Making Cypher Acquisition More Believable
Why does nearly every encounter need to result in "potions"? Everything is assumed to be stripped down and looted. Constantly. And the result is usually a handful of single use items that are the traded around or used up so nobody goes over their, seemingly arbitrary, allowed limit.
It reminds me, somewhat, of how one finds good pieces or a dagger after killing a wolf or rat in a variety of video games.
I think it makes a lot more sense than creatures pooping out potions.
Personally, for verisimilitude, I think it's important to consider where the cyphers are coming from when coming up with them. Many creatures encountered in the Ninth World are machine automatons (like the Accelerator) or biomechanical creatures. In these cases it makes a lot of sense that the PCs would be able to scavenge and assemble some cyphers from their remains.
When finding cyphers in a complex, they are scavenged from ancient machines, control panels and the like.
Many cyphers found in the field will be cobbled, which is to say the PCs assemble them from various pieces they find (connect this power source to that emitter).
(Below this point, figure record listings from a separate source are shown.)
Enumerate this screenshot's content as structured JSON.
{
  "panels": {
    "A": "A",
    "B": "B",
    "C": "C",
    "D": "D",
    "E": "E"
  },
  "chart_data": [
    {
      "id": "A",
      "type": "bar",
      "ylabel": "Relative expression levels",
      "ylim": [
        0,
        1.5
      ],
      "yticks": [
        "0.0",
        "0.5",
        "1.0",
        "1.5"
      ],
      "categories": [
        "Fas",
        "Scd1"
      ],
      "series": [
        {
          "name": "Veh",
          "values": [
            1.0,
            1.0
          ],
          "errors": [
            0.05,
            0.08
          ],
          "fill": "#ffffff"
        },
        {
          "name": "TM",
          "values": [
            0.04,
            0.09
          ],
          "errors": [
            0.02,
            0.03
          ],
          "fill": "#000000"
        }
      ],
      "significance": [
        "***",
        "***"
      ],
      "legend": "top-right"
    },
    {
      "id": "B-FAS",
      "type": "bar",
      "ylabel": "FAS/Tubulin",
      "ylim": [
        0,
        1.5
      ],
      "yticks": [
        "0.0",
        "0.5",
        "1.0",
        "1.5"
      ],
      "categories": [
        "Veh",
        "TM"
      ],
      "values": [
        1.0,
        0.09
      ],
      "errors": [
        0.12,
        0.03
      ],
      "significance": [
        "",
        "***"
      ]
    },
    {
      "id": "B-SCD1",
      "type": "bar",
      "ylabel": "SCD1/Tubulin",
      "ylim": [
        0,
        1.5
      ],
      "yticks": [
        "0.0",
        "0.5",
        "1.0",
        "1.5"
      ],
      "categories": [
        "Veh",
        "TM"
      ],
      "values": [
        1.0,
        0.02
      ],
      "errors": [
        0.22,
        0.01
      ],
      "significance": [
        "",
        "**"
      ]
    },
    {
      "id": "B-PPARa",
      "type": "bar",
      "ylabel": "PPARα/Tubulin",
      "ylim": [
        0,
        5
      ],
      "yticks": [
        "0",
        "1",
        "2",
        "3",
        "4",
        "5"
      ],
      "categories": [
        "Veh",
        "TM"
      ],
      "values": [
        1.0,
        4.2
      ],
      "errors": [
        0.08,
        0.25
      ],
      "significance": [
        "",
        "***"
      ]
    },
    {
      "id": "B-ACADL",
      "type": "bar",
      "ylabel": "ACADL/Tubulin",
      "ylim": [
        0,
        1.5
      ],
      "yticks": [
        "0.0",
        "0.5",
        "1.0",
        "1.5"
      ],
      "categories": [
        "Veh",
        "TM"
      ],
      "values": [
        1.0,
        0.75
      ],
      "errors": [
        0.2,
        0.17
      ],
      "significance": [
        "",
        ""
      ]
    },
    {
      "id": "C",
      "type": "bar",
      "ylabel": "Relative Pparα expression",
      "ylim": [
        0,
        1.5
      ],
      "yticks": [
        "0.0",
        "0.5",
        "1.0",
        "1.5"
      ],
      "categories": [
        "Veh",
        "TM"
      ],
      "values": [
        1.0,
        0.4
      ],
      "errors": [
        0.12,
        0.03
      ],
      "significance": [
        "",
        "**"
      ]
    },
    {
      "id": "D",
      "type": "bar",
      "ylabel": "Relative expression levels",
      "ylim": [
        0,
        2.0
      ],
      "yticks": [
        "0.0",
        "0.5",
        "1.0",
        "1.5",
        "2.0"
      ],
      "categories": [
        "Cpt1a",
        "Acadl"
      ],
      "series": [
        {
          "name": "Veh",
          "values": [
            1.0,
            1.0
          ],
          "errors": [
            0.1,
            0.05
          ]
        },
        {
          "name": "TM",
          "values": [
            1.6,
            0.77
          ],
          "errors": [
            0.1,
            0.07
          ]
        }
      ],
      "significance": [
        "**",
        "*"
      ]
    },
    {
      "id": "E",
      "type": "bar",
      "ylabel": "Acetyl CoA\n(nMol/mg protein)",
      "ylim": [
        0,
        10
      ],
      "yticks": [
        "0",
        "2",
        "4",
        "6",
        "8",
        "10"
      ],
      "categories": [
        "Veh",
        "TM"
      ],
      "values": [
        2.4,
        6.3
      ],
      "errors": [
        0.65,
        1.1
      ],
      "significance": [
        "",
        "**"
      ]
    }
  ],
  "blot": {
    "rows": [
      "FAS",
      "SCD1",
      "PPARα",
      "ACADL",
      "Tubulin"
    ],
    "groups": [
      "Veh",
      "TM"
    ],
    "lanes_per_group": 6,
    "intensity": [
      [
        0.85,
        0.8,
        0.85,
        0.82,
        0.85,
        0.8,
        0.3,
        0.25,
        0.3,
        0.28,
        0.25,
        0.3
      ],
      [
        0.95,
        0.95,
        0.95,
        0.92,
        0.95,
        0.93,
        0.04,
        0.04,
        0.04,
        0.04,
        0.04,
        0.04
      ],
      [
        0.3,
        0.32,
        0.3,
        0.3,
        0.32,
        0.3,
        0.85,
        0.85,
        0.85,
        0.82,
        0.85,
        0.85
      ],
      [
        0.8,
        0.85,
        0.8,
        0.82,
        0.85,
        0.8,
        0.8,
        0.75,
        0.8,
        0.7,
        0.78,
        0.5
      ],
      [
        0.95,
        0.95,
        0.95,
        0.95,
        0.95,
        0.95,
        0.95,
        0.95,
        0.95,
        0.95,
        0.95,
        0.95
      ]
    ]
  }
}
Also, I don't think it's at all assumed that everything is picked over and looted. There is a billion years of history between our world today and the Ninth World. That's a lot of strati! Every earthquake, tornado, hurricane, etc. may reveal an ancient site never explored before. Also remember that much of the Ninth World (even within the Steadfast) is empty and unexplored.
A few things to consider:
Ancient numenera sites are DANGEROUS! Ancient diseases to which there are no cure, genetically engineered horrors, mechanical horrors, uber high-tech security systems, radiation and nano swarms are just a few of the dangers that might be encountered. Because of this, only the extremely learned, brave or insane venture into them.
The Order of Truth limits the exploration of these sites for the safety of the people (also, coincidentally I'm sure, to give them first dibs on any goodies). I think it's likely known numenera sites (in the Steadfast at least) are designated "holy sites" by the Order and are off limits to all but Aeon Priests (perhaps enforced by cultural taboo or even law).
Understanding and using the numenera is beyond the abilities of all in the world except PCs, Aeon Priests, members of the convergence and the like. For most people, cyphers are useless and dangerous unless instructed how to use one.
Although the use limit is arbitrary in the sense that the number was arbitrarily chosen (or at least chosen for mechanics and game-balance reasons as opposed to in-world reasons), the fact that there is a limit isn't arbitrary at all. Cyphers a made from bits of uber tech put together in ways that weren't intended and/or being used in ways that weren't intended, and they're never completely understood--not even by PCs or Aeon Priests. Not only are they inherently dangerous, but this danger magnifies exponentially as more and more cyphers are brought together. They may be emitting various energy fields, radiation, nano particles, etc. that will not interact well with other cyphers in vicinity.
As the PCs advance in tiers, they can carry more cyphers. This reflects their growing knowledge of the numenera and understanding of how to carry/contruct/improvise cyphers that are safer to handle and or less likely to react with the PC's other cyphers.
I recommend going over chapters 17-20 in the corebook again, as well as pages 335-337 and 357-360. This is all explained pretty well.